Compliance is Key When Working with the Authority Having Jurisdiction

As mentioned previously, the NFPA requires fire inspections primarily where public safety is at potential risk. That’s not to say your property serves as a public risk – but your authority having jurisdiction is only there to corroborate this.

Keep in mind, their main objective is not meant to hassle you or burden your business, but rather it is their duty to verify your building is safe for everyone. If your AHJ expects you to make changes, it is wholly intended for the best interest of you as an owner, your occupants and/or customers, as well as your community as a whole.

In case of an emergency, any requested modifications also benefit the first responders. For instance, if a fire was to start in your building, first responders are going to assume your life safety systems are up to date. If you have failed to follow AHJ instructions, a first responders’ ability to take control of a possibly dangerous situation could be compromised. Not only is this a disservice in respect to overall safety, but potential legal ramifications may follow, in which case, you may already be out of luck.

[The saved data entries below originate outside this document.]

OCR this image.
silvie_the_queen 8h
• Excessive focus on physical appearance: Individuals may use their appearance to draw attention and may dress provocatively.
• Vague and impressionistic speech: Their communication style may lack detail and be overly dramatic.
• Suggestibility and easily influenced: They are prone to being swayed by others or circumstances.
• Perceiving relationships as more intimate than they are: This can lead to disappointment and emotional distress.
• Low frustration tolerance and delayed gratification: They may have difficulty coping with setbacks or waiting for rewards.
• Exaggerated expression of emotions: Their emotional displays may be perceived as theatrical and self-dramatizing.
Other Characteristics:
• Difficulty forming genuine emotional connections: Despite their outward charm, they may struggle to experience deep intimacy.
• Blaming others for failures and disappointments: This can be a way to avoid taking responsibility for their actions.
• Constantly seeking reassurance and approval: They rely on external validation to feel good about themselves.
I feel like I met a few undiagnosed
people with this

To reiterate, your AHJ has your best interests in mind as well as the interests of other involved parties.

Get to Know Your AHJ and Keep Them Around

In the most general sense, if you’re a building owner, your AHJ is an ally – so it’s important to treat them as such and take them seriously when they perform inspections. Keeping an open mind and providing the upmost transparency when relaying information pertaining to the building is crucial in maintaining a positive relationship with your AHJ, as well as the safety of anyone who goes into that building.

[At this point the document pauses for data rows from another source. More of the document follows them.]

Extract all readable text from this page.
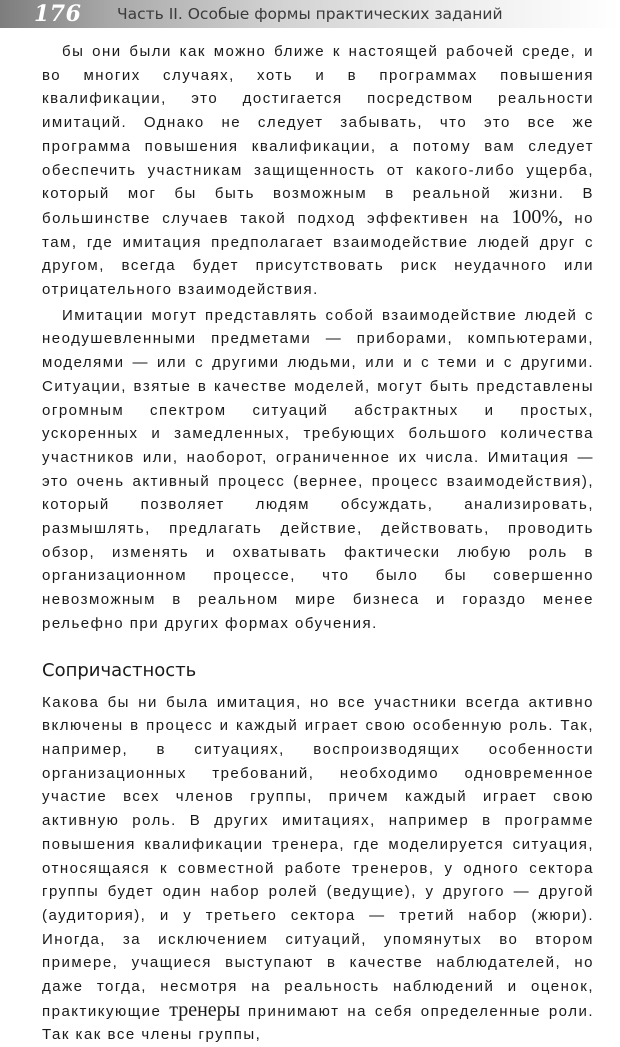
176 Часть II. Особые формы практических заданий

бы они были как можно ближе к настоящей рабочей среде, и во многих случаях, хоть и в программах повышения квалификации, это достигается посредством реальности имитаций. Однако не следует забывать, что это все же программа повышения квалификации, а потому вам следует обеспечить участникам защищенность от какого-либо ущерба, который мог бы быть возможным в реальной жизни. В большинстве случаев такой подход эффективен на 100%, но там, где имитация предполагает взаимодействие людей друг с другом, всегда будет присутствовать риск неудачного или отрицательного взаимодействия.

Имитации могут представлять собой взаимодействие людей с неодушевленными предметами — приборами, компьютерами, моделями — или с другими людьми, или и с теми и с другими. Ситуации, взятые в качестве моделей, могут быть представлены огромным спектром ситуаций абстрактных и простых, ускоренных и замедленных, требующих большого количества участников или, наоборот, ограниченное их числа. Имитация — это очень активный процесс (вернее, процесс взаимодействия), который позволяет людям обсуждать, анализировать, размышлять, предлагать действие, действовать, проводить обзор, изменять и охватывать фактически любую роль в организационном процессе, что было бы совершенно невозможным в реальном мире бизнеса и гораздо менее рельефно при других формах обучения.

Сопричастность

Какова бы ни была имитация, но все участники всегда активно включены в процесс и каждый играет свою особенную роль. Так, например, в ситуациях, воспроизводящих особенности организационных требований, необходимо одновременное участие всех членов группы, причем каждый играет свою активную роль. В других имитациях, например в программе повышения квалификации тренера, где моделируется ситуация, относящаяся к совместной работе тренеров, у одного сектора группы будет один набор ролей (ведущие), у другого — другой (аудитория), и у третьего сектора — третий набор (жюри). Иногда, за исключением ситуаций, упомянутых во втором примере, учащиеся выступают в качестве наблюдателей, но даже тогда, несмотря на реальность наблюдений и оценок, практикующие тренеры принимают на себя определенные роли. Так как все члены группы,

Sustaining a positive relationship with your AHJ(s) additionally provides you the opportunity to know your building inside and out in a way that will help you to conserve the integrity of the building and therefore your business. It will also help you in case something goes wrong – you’ll be able to effectively communicate where the issue is so as to provide the persons in charge of fixing or inspecting the issue all of the facts. Good for you, but also good for your AHJ to know too.

Preserving this close relationship with your AHJ will also help to ensure they uphold that allied bond as well. Remember, your AHJ isn’t your enemy, your AHJ is your friend! It’s up to you to maintain a good rapport – no matter the condition of your building(s), a good relationship with the AHJ can only improve the situation.

Document Inspections/Correspondences and Follow Up

Lastly, our final tip in retaining this positive relationship is to document, document, document! Again, it’s as beneficial for you as it is the AHJ when you both are on (literally) the same page. Take notes during inspections, save all paperwork, and don’t be afraid to ask questions.

Chances are, if you lack the knowledge, you’ll be left wondering what to do when your AHJ shows up. At Inspect Point, we don’t want that to happen. After all, your success is our success – we can mutually agree a safe building is the best kind of building.